The fourth film in the series is not for purists. JRR Tolkien’s short book was far lighter and less substantial that LOTR, and therefore needs tricking out with extra plot if it’s to fulfil the studio’s brief of three 3-hour 3D movies. Yet this isn’t automatically a bad thing. LOTR made all kinds of similar decisions to turn the trilogy into something filmable. Out went the Tom Bombadil section and other sequences that failed to move the plot on. So here we have the full set of characters back on a beefed-up quest that will eventually arrive at the battle with Smaug, the gold-loving dragon.
It starts slowly; the arrival of the trolls at Hobbiton takes too long – we get the joke and are anxious to move on, although it’s important to show the disruption to shire life. And the stop-off at the Elven outpost Rivendell is soporific, although it’s good to see Christopher Lee with a meatier role. Rivendell seems like a cross between Niagra Falls and Sevenoaks, with its inhabitants drifting and wafting about, and I half expected to find it full of Oxfam shops. Then it’s as if Jackson suddenly wakes up, piling on the orcs and wolves and trolls in well-staged battles until Gollum arrives.
Here we kick back into what we’ve all come to see; the corrupting power of evil made manifest. An electrifying sequence between Martin Freeman’s Bilbo and Andy Serkis’s Gollum, solving riddles to see if one lives, is allowed to play out to a proper length, and from then one it’s completely thrilling, concluding with a wonderful shot of a bird tapping a snail against a rock, which is enough to waken Smaug from his slumbers.

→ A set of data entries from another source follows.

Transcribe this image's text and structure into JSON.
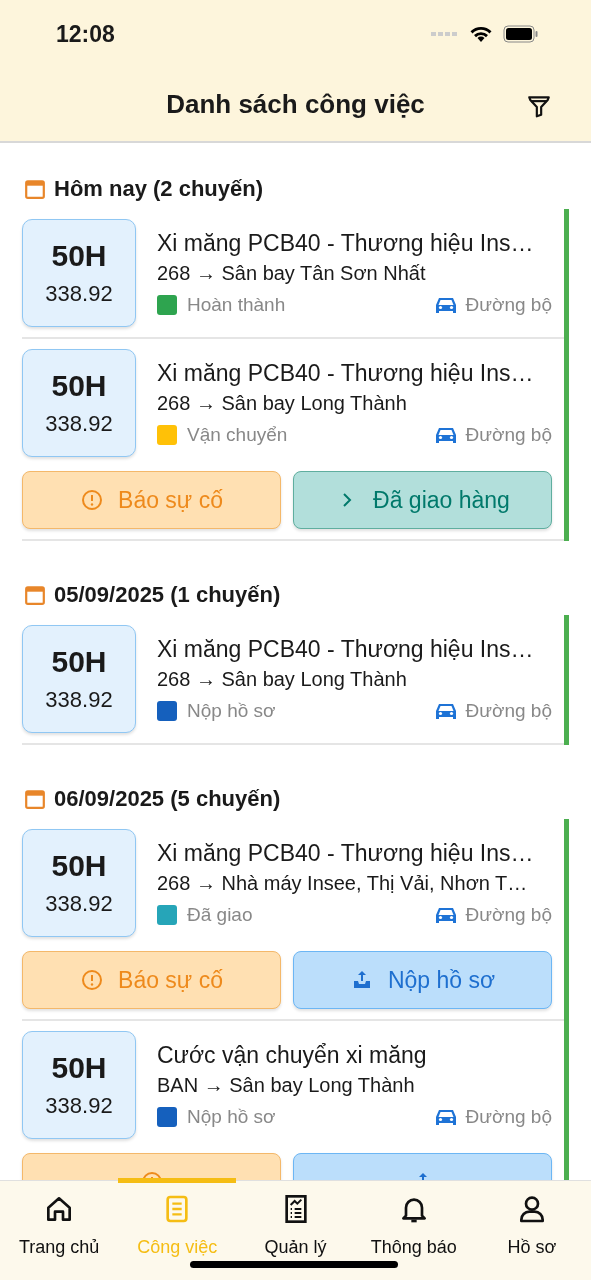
{
  "status_bar": {
    "time": "12:08"
  },
  "header": {
    "title": "Danh sách công việc"
  },
  "groups": [
    {
      "title": "Hôm nay (2 chuyến)",
      "trips": [
        {
          "plate": "50H",
          "plate_number": "338.92",
          "cargo": "Xi măng PCB40 - Thương hiệu Ins…",
          "route": "268 → Sân bay Tân Sơn Nhất",
          "status": "Hoàn thành",
          "color": "#2ea44f",
          "mode": "Đường bộ"
        },
        {
          "plate": "50H",
          "plate_number": "338.92",
          "cargo": "Xi măng PCB40 - Thương hiệu Ins…",
          "route": "268 → Sân bay Long Thành",
          "status": "Vận chuyển",
          "color": "#ffc107",
          "mode": "Đường bộ",
          "actions": [
            {
              "kind": "report",
              "label": "Báo sự cố"
            },
            {
              "kind": "delivered",
              "label": "Đã giao hàng"
            }
          ]
        }
      ]
    },
    {
      "title": "05/09/2025 (1 chuyến)",
      "trips": [
        {
          "plate": "50H",
          "plate_number": "338.92",
          "cargo": "Xi măng PCB40 - Thương hiệu Ins…",
          "route": "268 → Sân bay Long Thành",
          "status": "Nộp hồ sơ",
          "color": "#1560bd",
          "mode": "Đường bộ"
        }
      ]
    },
    {
      "title": "06/09/2025 (5 chuyến)",
      "trips": [
        {
          "plate": "50H",
          "plate_number": "338.92",
          "cargo": "Xi măng PCB40 - Thương hiệu Ins…",
          "route": "268 → Nhà máy Insee, Thị Vải, Nhơn T…",
          "status": "Đã giao",
          "color": "#26a5b8",
          "mode": "Đường bộ",
          "actions": [
            {
              "kind": "report",
              "label": "Báo sự cố"
            },
            {
              "kind": "submit",
              "label": "Nộp hồ sơ"
            }
          ]
        },
        {
          "plate": "50H",
          "plate_number": "338.92",
          "cargo": "Cước vận chuyển xi măng",
          "route": "BAN → Sân bay Long Thành",
          "status": "Nộp hồ sơ",
          "color": "#1560bd",
          "mode": "Đường bộ",
          "actions": [
            {
              "kind": "report"
            },
            {
              "kind": "submit"
            }
          ]
        }
      ]
    }
  ],
  "tabs": [
    {
      "label": "Trang chủ",
      "selected": false
    },
    {
      "label": "Công việc",
      "selected": true
    },
    {
      "label": "Quản lý",
      "selected": false
    },
    {
      "label": "Thông báo",
      "selected": false
    },
    {
      "label": "Hồ sơ",
      "selected": false
    }
  ]
}
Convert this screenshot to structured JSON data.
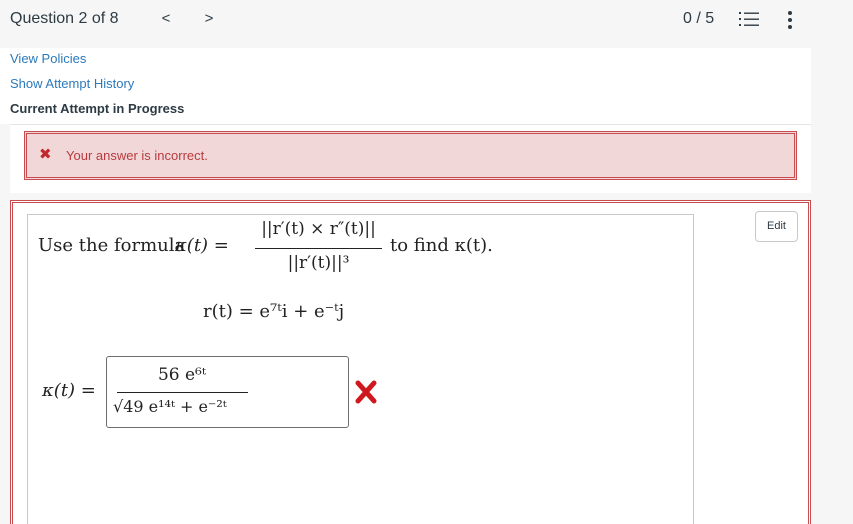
{
  "header": {
    "question_label": "Question 2 of 8",
    "prev_glyph": "<",
    "next_glyph": ">",
    "score": "0 / 5"
  },
  "links": {
    "view_policies": "View Policies",
    "show_history": "Show Attempt History",
    "current_attempt": "Current Attempt in Progress"
  },
  "feedback": {
    "icon": "x-icon",
    "message": "Your answer is incorrect.",
    "color": "#c84d50"
  },
  "question": {
    "edit_label": "Edit",
    "intro_prefix": "Use the formula ",
    "kappa_def": "κ(t) =",
    "formula_numerator": "||r′(t) × r″(t)||",
    "formula_denominator": "||r′(t)||³",
    "intro_suffix": "to find κ(t).",
    "r_definition": "r(t) = e⁷ᵗi + e⁻ᵗj",
    "answer_label": "κ(t) =",
    "answer_numerator": "56 e⁶ᵗ",
    "answer_denominator": "√49 e¹⁴ᵗ + e⁻²ᵗ",
    "result_icon": "wrong-x-icon"
  },
  "colors": {
    "link": "#2b7abc",
    "error_text": "#b73b3e",
    "error_bg": "#f2d7d8",
    "wrong_mark": "#d0171d"
  }
}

Visually there’s been a lot of bitching from those purists about the decision to shoot at 48 frames per second. They’re wrong, the director was right. What the faster frame rate does is allow in more light to compensate for the darkening effect of 3D, so that the massive underground shots of mountains collapsing and dwarves escaping over bridges is now crisp enough to be able to follow clearly. It sorts out the details, rescuing the screen from muddiness and making the 3D much easier on the eye, and more subtle. The film does not ‘look like video’ (which in any case usually flattened out due to harsh lighting) but a dense, clear tapestry, and is often breath-catching.
I could have powered through all nine hours in one sitting, although some women in front of me were visibly bored – but then, perhaps this is the series that sorts out the genders more than Star Wars; I know very few females who’ve enjoyed the battle sequences as much as males. For me then, a wonderful return to this world – but then I found the books leaden and pompous, and welcome the idea that the film takes their essence and makes them more exciting.